# My NoWake Custom Kayak/Canoe Trailer



## Swamp Monster

Here's a few photo's of my new kayak hauler. It started life as a basic 4x6 utility trailer with a little 3ft long tongue. Thanks to the talent, time, and generosity of Michigan Sportsmans very own NoWake, the trailer was transformed into a 4 place kayak/canoe trailer. He added a new, much longer tongue, a new coupler, extensive bracing for the new tongue and a custom built rack system built to hold at least 4 boats. The trailer is solid as a rock and tow's much better than it did when new. I carpeted the bunks and decided to use some flourescent orange duct tape on the ends to minimize the number of times I crack myself in the head when loading or getting stuff out of the trailer etc.:lol: I will add a spare tire, a tongue jack and finally a 60" aluminum tool box will be mounted on the tongue to hold paddles, life jackets, straps, fishing gear etc.

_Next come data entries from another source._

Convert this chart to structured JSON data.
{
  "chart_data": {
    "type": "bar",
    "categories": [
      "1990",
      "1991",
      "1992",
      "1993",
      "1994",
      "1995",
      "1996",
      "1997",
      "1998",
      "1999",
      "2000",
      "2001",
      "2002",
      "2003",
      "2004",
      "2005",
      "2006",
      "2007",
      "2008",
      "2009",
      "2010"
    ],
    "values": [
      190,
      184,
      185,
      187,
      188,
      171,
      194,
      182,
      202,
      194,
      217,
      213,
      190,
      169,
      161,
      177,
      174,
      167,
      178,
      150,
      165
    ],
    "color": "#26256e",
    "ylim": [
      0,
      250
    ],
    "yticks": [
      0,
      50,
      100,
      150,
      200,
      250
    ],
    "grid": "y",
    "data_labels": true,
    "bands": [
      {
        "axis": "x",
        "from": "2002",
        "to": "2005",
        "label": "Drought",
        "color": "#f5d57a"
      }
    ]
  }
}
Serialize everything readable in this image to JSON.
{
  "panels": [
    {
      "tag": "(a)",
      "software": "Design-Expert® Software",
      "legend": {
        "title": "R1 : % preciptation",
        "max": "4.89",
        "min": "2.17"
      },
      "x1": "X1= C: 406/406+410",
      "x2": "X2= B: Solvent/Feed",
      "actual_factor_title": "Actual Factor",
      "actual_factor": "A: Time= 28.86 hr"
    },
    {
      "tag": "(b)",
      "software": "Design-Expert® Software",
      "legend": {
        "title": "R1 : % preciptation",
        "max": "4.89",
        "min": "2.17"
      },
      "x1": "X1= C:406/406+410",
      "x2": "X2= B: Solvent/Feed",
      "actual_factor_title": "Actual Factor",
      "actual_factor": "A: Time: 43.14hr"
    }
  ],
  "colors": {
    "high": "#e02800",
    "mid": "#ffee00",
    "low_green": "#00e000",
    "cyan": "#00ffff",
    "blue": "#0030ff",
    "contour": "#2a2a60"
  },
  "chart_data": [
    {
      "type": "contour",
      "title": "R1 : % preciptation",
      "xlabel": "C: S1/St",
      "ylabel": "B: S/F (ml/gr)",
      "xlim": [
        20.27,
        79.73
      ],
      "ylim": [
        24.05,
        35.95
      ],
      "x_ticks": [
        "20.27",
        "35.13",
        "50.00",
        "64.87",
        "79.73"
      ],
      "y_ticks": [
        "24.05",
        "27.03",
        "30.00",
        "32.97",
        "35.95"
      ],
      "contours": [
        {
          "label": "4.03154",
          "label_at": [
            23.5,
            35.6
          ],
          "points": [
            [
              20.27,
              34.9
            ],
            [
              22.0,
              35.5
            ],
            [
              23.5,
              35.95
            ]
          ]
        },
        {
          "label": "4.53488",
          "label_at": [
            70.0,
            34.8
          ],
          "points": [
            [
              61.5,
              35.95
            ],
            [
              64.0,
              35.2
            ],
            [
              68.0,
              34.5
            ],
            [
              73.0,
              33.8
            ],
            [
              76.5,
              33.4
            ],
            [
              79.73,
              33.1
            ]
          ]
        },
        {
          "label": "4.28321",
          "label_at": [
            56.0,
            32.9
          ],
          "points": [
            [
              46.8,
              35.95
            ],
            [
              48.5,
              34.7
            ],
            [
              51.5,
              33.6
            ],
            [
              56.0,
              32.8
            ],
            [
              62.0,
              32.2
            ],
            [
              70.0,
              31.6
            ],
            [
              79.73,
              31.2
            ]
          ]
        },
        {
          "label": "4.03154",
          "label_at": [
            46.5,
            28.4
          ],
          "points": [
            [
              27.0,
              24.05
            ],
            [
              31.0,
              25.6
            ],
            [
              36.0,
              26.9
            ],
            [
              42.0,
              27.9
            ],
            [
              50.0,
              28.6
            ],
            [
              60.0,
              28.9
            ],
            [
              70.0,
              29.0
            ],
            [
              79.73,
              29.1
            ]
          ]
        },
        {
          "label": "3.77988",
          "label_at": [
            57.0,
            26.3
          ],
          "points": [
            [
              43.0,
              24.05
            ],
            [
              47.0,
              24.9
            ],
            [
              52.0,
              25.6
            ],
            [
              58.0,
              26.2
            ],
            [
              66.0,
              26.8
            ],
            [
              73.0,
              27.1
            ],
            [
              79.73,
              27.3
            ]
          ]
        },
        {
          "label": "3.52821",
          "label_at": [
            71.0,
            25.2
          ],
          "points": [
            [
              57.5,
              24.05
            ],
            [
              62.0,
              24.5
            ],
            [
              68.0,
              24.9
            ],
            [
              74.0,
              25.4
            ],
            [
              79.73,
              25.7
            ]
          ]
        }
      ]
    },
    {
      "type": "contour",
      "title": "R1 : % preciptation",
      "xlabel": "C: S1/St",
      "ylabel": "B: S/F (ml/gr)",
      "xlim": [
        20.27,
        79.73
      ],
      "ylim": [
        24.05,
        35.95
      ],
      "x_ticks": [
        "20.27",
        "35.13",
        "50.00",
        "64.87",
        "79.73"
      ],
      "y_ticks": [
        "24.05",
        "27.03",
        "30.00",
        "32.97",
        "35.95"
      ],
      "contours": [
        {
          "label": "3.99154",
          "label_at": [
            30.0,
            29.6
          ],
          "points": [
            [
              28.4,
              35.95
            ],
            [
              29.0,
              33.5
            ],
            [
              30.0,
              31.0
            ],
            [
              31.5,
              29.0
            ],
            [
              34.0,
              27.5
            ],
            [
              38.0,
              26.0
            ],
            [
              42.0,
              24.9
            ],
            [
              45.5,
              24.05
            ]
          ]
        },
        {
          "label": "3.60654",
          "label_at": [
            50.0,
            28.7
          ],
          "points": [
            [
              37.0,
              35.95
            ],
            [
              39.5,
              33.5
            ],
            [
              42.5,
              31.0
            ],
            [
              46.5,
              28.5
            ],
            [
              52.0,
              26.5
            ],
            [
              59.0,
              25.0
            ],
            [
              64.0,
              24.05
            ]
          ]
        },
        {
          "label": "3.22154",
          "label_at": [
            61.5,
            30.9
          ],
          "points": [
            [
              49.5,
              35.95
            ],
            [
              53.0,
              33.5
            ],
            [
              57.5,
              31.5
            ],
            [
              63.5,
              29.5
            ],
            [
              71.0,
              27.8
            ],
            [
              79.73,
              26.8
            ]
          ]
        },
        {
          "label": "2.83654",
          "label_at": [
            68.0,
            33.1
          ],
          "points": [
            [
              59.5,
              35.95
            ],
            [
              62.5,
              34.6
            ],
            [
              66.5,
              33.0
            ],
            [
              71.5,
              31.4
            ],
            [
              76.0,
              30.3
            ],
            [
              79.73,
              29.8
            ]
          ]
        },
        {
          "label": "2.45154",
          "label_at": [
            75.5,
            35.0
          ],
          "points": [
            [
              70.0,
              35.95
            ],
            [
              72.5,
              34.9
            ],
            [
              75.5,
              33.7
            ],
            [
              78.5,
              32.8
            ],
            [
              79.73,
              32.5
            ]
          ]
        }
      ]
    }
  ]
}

I'll leave the trailer bed open for coolers and whatever else that one might take on a outing. 
My Ultimate 14.5 and my wifes Ultimate 12 Propel fit perfectly on it. We can carry them hull up or hull down if we choose. 
NoWake did a tremendous job! If you ever get a chance to cross paths with him at a shoot or in the field, you'll be a better man for it! Thank you my firend!




























I may flip the axles/springs and move up to a 13" tire instead of the 12's but for now, the 12's work fine. The 13's would give a bit more clearance and probably handle the highway a bit better. I just don't feel like buying three new rims and tires at the prices they want for them at the moment. Maybe next summer.


----------



## Salmonous Maximus

That's a really nice way to haul a bunch of yaks, and stuff! Nice work.


----------



## NoWake

Thanks Swamp, it looks much better with the paint and padding. It was great meeting you in person and I enjoyed working with you on this project. Anytime you need anything let me know. I owe you now.


----------



## skip tumalu

Very nice swamp! Looks good!

Outdoor Hub mobile, the outdoor information engine


----------



## wartfroggy

I like it! It is actually pretty close to what I was thinking. I really only have a need to carry 2, but I do like the idea of being able to haul 4 if needed, and it really isn't that much more work to do it. Nice looking rig!


----------



## Swamp Monster

Thanks, all the credit goes to NoWake. I only haul 2 as well but I figured it would be nice to haul 4 just in case a friend or two wants to tag along. I also have a thule rack on the cap of the truck so I could haul 6 if ever necessary but that is unlikely. 

If you go to the texas kayak fishing forum, they have a sticky in one of the forums that is all kayak trailers from factory to complete customs. You can get a ton of ideas from that one long thread. If I can get a link I'll post it.


----------